According to the comparison data, this work uniquely achieves wideband harmonic suppression from 2f₀ to 9f₀ with more than –30 dB suppression, while maintaining a remarkably compact size. This achievement is a first in similar designs. Additionally, this work effectively addresses the common issue of narrow bandwidth in lumped-element couplers. Compared to other lumped-element couplers [7], it achieves a tenfold increase in bandwidth and features the capability of arbitrary port impedance. Furthermore, it exhibits significant bandwidth advantages over other structures with the same power distribution ratio and offers flexibility in bandwidth adjustment through parameter tuning. This work achieves a 58% [7] to 99% [14] reduction in electrical size compared to other couplers, indicating its exceptionally compact structure.

The proposed lumped-element coupler theory can reduce PCB size through the application of SMD devices at low frequencies. Additionally, in situations where fabricating transmission lines is impractical, the use of commercial SMD components offers a cost-effective and space-saving solution, while also simplifying the layout optimization process. At high frequencies, the lumped elements can be integrated into chips such as integrated passive devices (IPD) and low-temperature cofired ceramics (LTCC) to reduce the overall area of the chip. Looking ahead, utilizing high-Q (quality factor) SMD components can enhance the circuit’s performance, and optimizing the chip layout to achieve the desired values of lumped elements presents a significant challenge.

5. Conclusion

In this paper, for the first time, a fully lumped-element-based coupler with controllable large fractional bandwidth, arbitrary impedance matching, and wideband harmonic suppressions from 2f₀ has been proposed utilizing MuRata SMDs.
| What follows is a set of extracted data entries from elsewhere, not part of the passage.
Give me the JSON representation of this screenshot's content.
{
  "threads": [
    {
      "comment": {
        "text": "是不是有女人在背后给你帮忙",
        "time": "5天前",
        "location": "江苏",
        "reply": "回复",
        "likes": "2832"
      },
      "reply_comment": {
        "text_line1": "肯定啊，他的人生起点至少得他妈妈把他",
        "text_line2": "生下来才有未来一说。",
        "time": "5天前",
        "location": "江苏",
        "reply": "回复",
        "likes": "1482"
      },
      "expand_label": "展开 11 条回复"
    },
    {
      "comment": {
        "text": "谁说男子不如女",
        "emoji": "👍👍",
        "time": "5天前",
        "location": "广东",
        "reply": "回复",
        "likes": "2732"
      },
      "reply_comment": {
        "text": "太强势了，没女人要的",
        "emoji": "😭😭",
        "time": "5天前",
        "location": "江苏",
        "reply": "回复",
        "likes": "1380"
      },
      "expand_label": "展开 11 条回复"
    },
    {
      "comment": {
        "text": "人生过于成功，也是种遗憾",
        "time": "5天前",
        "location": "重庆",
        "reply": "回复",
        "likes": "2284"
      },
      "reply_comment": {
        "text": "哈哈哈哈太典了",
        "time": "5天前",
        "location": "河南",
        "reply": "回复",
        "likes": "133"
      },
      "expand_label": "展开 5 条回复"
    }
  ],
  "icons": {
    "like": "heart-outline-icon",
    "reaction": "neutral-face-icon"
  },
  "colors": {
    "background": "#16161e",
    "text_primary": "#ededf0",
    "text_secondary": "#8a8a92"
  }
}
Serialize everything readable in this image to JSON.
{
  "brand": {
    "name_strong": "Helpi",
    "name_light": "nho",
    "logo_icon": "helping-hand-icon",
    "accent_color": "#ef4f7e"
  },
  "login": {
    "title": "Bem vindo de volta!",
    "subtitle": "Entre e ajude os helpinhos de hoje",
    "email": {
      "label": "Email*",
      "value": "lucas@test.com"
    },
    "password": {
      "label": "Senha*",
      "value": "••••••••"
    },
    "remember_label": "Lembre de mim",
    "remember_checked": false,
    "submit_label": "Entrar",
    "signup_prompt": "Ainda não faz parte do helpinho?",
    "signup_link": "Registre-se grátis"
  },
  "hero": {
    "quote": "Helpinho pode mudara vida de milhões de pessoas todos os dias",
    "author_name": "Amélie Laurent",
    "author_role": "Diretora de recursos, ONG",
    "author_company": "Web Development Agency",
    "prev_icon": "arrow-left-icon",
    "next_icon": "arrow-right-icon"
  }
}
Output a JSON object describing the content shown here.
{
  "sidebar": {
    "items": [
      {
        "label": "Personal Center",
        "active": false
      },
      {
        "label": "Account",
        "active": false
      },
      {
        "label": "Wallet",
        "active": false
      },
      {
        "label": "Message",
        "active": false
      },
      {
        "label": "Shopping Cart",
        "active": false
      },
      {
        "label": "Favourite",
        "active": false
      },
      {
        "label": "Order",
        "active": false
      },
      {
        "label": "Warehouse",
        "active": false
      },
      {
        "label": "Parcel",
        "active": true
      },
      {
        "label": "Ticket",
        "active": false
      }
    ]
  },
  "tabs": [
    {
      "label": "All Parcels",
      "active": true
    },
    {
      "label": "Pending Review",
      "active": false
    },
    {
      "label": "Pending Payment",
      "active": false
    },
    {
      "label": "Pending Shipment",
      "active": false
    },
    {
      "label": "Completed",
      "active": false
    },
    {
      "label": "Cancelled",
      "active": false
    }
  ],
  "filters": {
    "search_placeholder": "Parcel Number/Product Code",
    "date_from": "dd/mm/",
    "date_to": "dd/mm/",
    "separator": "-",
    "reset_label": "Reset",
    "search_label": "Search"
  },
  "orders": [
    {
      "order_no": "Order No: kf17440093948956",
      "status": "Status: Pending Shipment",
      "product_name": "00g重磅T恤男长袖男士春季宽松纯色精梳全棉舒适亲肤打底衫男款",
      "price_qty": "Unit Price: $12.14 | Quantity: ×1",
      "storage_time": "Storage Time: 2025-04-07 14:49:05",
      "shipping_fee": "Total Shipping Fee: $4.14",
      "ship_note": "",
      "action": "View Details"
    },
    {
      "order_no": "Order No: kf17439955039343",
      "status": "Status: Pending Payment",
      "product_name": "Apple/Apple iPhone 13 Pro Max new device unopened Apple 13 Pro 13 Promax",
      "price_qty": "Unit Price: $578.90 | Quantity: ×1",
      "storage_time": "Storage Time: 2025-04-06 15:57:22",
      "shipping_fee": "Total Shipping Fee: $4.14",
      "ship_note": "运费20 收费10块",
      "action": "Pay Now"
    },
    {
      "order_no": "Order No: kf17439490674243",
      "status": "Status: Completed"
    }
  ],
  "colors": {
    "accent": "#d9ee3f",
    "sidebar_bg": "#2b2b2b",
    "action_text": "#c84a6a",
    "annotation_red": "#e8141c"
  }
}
Good agreement between EM simulation and measurement demonstrates that the proposed multifunctional coupler is of great potential to reduce the system complexity, circuit size, and fabrication cost of the future RF front-end design.

Conflicts of Interest

The author declares that he has no conflicts of interest.